En su primera celebración de Pascua como pontífice, el papa León XIV centró su mensaje en la urgencia de abandonar la violencia y privilegiar el diálogo como vía para resolver conflictos globales. Durante la bendición Urbi et Orbi, pronunciada desde la basílica de San Pedro, evitó enumerar crisis específicas, rompiendo parcialmente con una tradición habitual.

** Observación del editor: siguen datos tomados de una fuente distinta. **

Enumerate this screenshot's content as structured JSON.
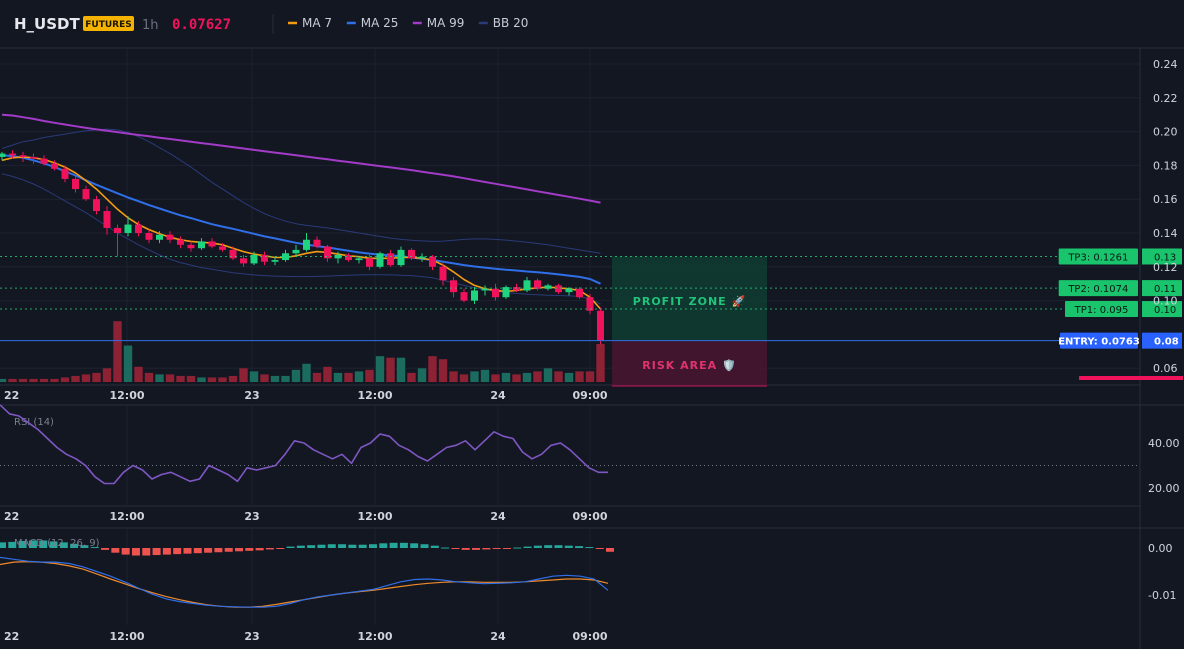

Papa León XIV llama a la paz global en su primera misa de Pascua ante conflictos en Medio Oriente
El pontífice exhortó a transformar los corazones y rechazar la lógica de la guerra pidió a quienes poseen armas que las abandonen y a los líderes mundiales que opten por la paz basada en el encuentro y no en la imposición
Llamado a la paz en su primera Pascua
El pontífice, originario de Estados Unidos, destacó el significado de la resurrección de Jesucristo como símbolo de renovación. En su homilía, exhortó a transformar los corazones y rechazar la lógica de la guerra: pidió a quienes poseen armas que las abandonen y a los líderes mundiales que opten por la paz basada en el encuentro y no en la imposición.
Aunque el mundo atraviesa conflictos de gran magnitud, el papa León XIV optó por no mencionarlos directamente. En cambio, evocó palabras de su antecesor, el papa Francisco, quien denunció en su última Pascua la creciente “sed de muerte”. Francisco falleció al día siguiente de aquella aparición, tras una prolongada enfermedad.
Ante unos 50 mil fieles reunidos en la plaza de San Pedro, el nuevo papa introdujo ajustes en las costumbres. Recuperó el saludo multilingüe y retomó prácticas litúrgicas como el lavado de pies a sacerdotes durante el Jueves Santo. También participó activamente en el Vía Crucis, cargando la cruz en todas sus estaciones.
Pascua en medio de tensiones globales
Mientras tanto, las celebraciones en Tierra Santa se desarrollaron bajo estrictas restricciones de seguridad que limitaron la asistencia en lugares emblemáticos. En Gaza, comunidades cristianas vivieron una Pascua con alivio tras recientes treguas, aunque marcada por años de conflicto.
En Irán, fieles armenios intentaron mantener la normalidad pese al contexto bélico, resaltando la importancia de la fe en tiempos de incertidumbre. En este escenario, el mensaje de León XIV resonó como un llamado global a la reconciliación y la esperanza.